See my example for confluent docker (I mount the secret provider under /etc/kafka-connect/jars/secret-provider-0.0.2-all.jar):
version: '3'
services:
cconnect:
image: confluentinc/cp-kafka-connect:5.5.0
container_name: cconnect
network_mode: host
environment:
CONNECT_BOOTSTRAP_SERVERS: PLAINTEXT://10.15.3.1:9092
CONNECT_REST_PORT: 58083
CONNECT_GROUP_ID: "devconf"
CONNECT_CONFIG_STORAGE_TOPIC: "connect-configs-conf"
CONNECT_OFFSET_STORAGE_TOPIC: "connect-offsets-conf"
CONNECT_STATUS_STORAGE_TOPIC: "connect-statuses-conf"

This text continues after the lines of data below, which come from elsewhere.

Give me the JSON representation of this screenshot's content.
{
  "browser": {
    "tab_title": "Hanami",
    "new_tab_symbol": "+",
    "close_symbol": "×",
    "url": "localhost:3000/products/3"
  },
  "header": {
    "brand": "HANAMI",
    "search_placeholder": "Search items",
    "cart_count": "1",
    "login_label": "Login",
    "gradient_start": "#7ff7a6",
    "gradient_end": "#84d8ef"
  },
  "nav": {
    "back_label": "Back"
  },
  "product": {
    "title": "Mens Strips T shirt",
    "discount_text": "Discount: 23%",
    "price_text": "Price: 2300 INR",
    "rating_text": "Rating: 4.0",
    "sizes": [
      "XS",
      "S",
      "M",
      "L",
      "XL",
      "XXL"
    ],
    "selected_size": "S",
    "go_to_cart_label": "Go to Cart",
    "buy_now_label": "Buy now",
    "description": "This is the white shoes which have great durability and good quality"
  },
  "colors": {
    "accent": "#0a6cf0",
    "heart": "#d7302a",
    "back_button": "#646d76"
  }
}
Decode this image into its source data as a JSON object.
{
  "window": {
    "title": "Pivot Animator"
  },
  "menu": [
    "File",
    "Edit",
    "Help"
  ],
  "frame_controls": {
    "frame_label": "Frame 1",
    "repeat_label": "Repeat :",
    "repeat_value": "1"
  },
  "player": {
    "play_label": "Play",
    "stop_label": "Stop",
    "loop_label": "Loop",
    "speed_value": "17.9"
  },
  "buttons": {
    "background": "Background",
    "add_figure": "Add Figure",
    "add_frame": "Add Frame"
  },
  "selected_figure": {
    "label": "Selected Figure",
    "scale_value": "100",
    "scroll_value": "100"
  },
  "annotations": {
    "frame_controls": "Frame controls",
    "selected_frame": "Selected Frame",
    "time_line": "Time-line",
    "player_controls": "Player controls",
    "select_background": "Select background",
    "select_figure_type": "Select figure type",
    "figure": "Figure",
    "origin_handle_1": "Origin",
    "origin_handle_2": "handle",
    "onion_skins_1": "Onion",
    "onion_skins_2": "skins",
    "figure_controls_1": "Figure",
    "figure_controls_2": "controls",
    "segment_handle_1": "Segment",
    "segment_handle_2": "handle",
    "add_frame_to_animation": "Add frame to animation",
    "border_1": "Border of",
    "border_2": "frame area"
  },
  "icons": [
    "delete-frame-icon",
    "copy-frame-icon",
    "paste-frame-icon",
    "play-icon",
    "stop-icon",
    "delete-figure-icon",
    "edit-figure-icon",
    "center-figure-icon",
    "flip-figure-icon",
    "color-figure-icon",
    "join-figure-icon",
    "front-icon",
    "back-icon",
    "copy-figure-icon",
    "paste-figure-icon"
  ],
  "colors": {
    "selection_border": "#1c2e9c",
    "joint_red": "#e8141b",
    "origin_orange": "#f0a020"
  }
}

CONNECT_CONFIG_STORAGE_REPLICATION_FACTOR: 1
CONNECT_OFFSET_STORAGE_REPLICATION_FACTOR: 1
CONNECT_STATUS_STORAGE_REPLICATION_FACTOR: 1
CONNECT_KEY_CONVERTER: "org.apache.kafka.connect.json.JsonConverter"
CONNECT_VALUE_CONVERTER: "org.apache.kafka.connect.json.JsonConverter"
CONNECT_INTERNAL_KEY_CONVERTER: "org.apache.kafka.connect.json.JsonConverter"
CONNECT_INTERNAL_VALUE_CONVERTER: "org.apache.kafka.connect.json.JsonConverter"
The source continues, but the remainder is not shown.